Intravenöse Plasmaexpander zur Verhinderung eines ovariellen Überstimulationssyndroms (OHSS)

Diese Übersetzung wurde im Rahmen des EU-Projektes Health in my Language (HimL) maschinell erstellt. Cochrane wirkt am HimL-Projekt mit, um den möglichen Nutzen von maschineller Übersetzungssoftware, die für den Gesundheitsbereich angepasst ist, und deren Nachbearbeitung in bestimmten Sprachen zu evaluieren. Wenn Sie mehr über das Projekt wissen möchten, oder an Nutzertests teilnehmen möchten, bitte besuchen Sie www.himl.eu, oder kontaktieren Sie Hayley Hassan (hhassan@cochrane.org).

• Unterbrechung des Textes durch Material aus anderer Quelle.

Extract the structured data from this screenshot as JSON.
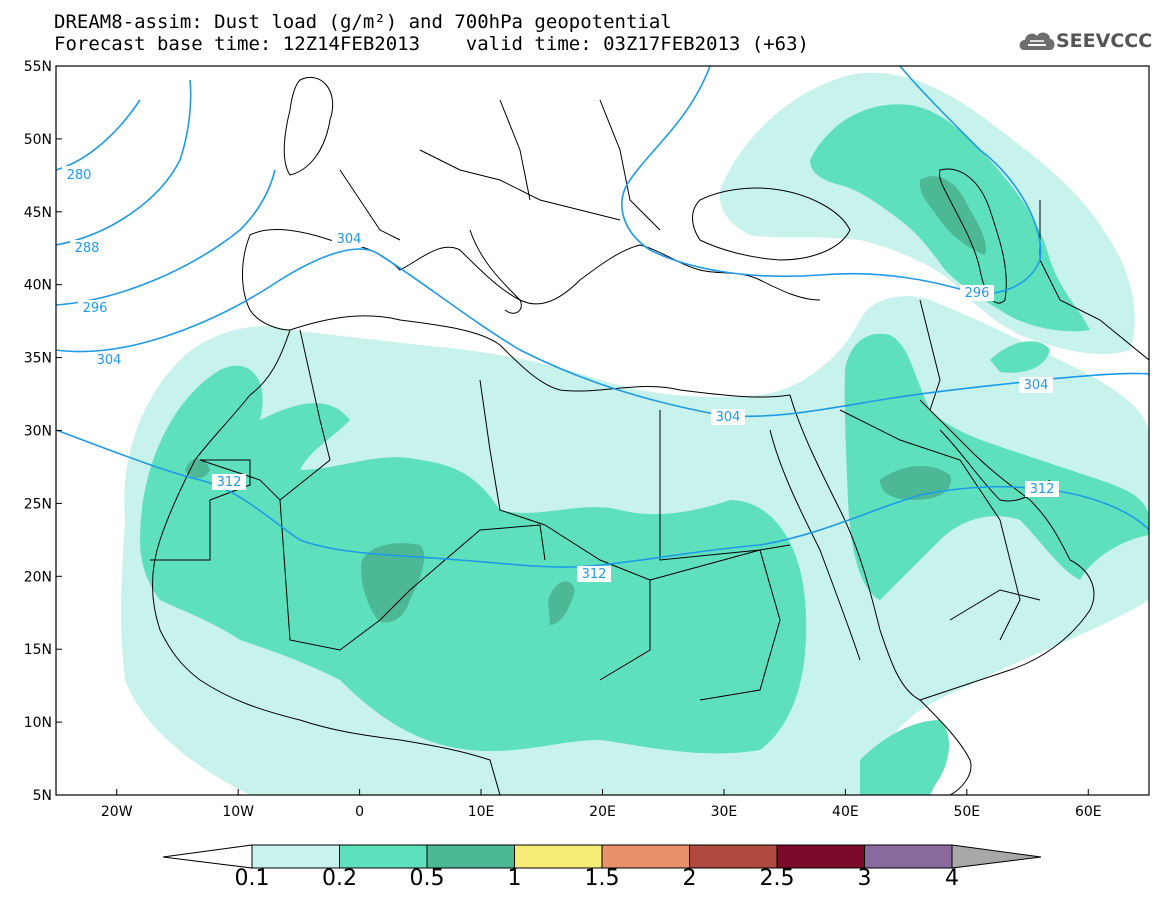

Bitte beachten Sie, dass maschinelle Übersetzungen nicht als verlässliche Informationsquelle betrachtet werden können, um Entscheidungen über gesundheitliche Behandlungen zu treffen. Bitte beachten Sie auch unseren Haftungsausschluss für weitere Informationen über unsere Inhalte und deren Übersetzungen.

Überprüfung der Frage

Researchers in die Cochrane Collaboration überprüft die Hinweise auf verschiedene Arten von Volumen Expander bei Frauen mit hohem Risiko eines OHSS einer ovariellen Überstimulation als Teil einer Technik der assistierten Reproduktion (ART). Frauen mit hohen Östradiol Ebenen, die hohe Zahl der Follikel oder Oozyten abgerufen, und Frauen mit polyzystischem Ovarialsyndrom (PCOS), sind ein besonders hohes Risiko für OHSS.

Hintergrund

OHSS ist eine schwere Komplikation der ovariellen Stimulation, die bis zu 14% der ART Zyklen. Sie ist gekennzeichnet durch vergrößerten Ovarien nach übermäßiger hormonelle Stimulation resultiert in einer Verschiebung von Flüssigkeit aus den Blutgefäßen der extrazellulären Raum. Es kann dazu führen, abdominale Blähungen, Blutgerinnsel (Thrombose) und verminderter Perfusion lebenswichtiger Organe wie die Nieren und Leber. Mehrere klinische Studien haben berichtet über die Verwendung von intravenösen Flüssigkeiten wie Albumin und Hydroxyethylstärke (HES), als einen möglichen Weg, um zu verhindern, dass OHSS.

Studie Eigenschaften

Wir fanden neun randomisierten, kontrollierten Studien (RCTs), verglichen mit der Verwendung des Volumens Expander (Albumin, HES und Mannitol) zur Verhinderung einer mittelschweren oder schweren OHSS. Kontrollgruppen keine Behandlung erhalten oder Placebo. Die Studien umfassten Frauen mit hohem Risiko von 1867 OHSS. Der Beweis ist der aktuellen bis September 2015.

Wichtige Ergebnisse

Evidence legt nahe, dass Plasmaexpander (Humanalbumin, HES und Mannitol) verringern Raten von mäßiger und zu einem schweren OHSS bei Frauen mit hohem Risiko.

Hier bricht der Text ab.